What are the differences between conveyor scales and checkweighers?
Let’s first describe a checkweigher; a checkweigher is a scale that allows you to set a target weight for a product often referred to as the “Accept range”. Other ranges can include “Over,” “Under,” “Accept Over” and “Accept Under.”
The accept range is generally a very small range where the target weight was almost perfectly hit. The accept over and accept under ranges refer to a product whose weight just slightly missed the target weight but is still acceptable enough to pass inspection. The over and under ranges are set to where a product is too far off of the target range to pass inspection at all, and will need to be reworked.

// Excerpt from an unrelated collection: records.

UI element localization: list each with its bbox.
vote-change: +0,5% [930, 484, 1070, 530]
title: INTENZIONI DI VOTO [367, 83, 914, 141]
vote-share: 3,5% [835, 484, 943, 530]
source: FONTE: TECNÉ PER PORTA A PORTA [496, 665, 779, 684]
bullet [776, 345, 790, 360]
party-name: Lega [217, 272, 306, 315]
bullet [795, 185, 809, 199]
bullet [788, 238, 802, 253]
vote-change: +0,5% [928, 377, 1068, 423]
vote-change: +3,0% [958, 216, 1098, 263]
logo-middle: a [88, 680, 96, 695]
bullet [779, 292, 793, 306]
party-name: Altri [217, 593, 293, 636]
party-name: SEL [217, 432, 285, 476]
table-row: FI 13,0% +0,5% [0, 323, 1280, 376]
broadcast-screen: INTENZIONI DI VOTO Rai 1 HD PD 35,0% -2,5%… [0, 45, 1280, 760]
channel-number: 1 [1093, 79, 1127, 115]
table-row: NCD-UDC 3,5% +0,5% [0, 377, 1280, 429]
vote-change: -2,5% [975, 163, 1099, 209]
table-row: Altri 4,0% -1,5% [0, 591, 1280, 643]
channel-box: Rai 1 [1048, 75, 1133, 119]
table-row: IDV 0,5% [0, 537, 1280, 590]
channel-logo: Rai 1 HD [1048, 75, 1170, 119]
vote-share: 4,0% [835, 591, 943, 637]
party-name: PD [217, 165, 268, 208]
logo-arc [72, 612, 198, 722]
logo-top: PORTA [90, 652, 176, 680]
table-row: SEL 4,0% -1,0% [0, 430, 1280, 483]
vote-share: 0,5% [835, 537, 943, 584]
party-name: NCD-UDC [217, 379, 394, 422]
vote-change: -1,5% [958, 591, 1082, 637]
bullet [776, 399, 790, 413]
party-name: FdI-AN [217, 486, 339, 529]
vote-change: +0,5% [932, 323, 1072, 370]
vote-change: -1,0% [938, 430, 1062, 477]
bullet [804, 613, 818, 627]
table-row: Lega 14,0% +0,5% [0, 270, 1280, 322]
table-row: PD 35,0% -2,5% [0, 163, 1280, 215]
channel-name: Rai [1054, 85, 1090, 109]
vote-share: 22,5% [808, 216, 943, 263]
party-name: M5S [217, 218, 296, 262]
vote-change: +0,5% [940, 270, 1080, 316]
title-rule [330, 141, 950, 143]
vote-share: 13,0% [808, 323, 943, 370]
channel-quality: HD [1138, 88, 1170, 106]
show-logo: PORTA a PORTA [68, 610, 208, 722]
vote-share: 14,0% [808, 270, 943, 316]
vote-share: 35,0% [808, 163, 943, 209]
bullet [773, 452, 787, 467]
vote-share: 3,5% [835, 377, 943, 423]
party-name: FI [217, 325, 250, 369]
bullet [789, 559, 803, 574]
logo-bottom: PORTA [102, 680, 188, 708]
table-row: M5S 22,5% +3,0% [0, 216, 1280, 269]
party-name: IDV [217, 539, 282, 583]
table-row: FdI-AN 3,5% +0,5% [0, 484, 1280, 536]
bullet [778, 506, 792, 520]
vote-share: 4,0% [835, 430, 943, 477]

Checkweighers are available in two very different styles; the first is a “static” scale where an operator will have to place each individual product on a scale, the scales controller will then indicate to the scale operator what range the product fell into, often times with the use of a series of red, yellow, and green lights.
The second type is an “automatic checkweigher.” With an automatic checkweigher the products are conveyed across a series of conveyor belts and the weight is automatically collected with
An automatic checkweigher offers distinct advantages over the static checkweigher. Mainly it can be very cost effective, it also reduces the chance for unintentional human error, as well as removing the possibility of an operator having a bad day and letting their attitude enter into their decision making process.
Additionally, this type of automated system can also keep track of production data by keeping track of the total numbers of packages that fell into each of the ranges.
Now that you have a good understanding of what a checkweigher is we can look at what a conveyor scale is.
A conveyor scale is a component to be used in some sort of system, it’s essentially a scale with a conveyor mounted to it, and some sort of a controller to gather the weighing information.
The only thing the conveyor scale really does with this weight information is to send it to a controller that controls a larger system.
A checkweigher is a good example of one of these systems; another would be a sortation system where products need to be sorted according to weight so that a decision can be made as to how to process each particular product that goes across the scale based on its weight. A final example would be a box labeling system that would apply a net weight label.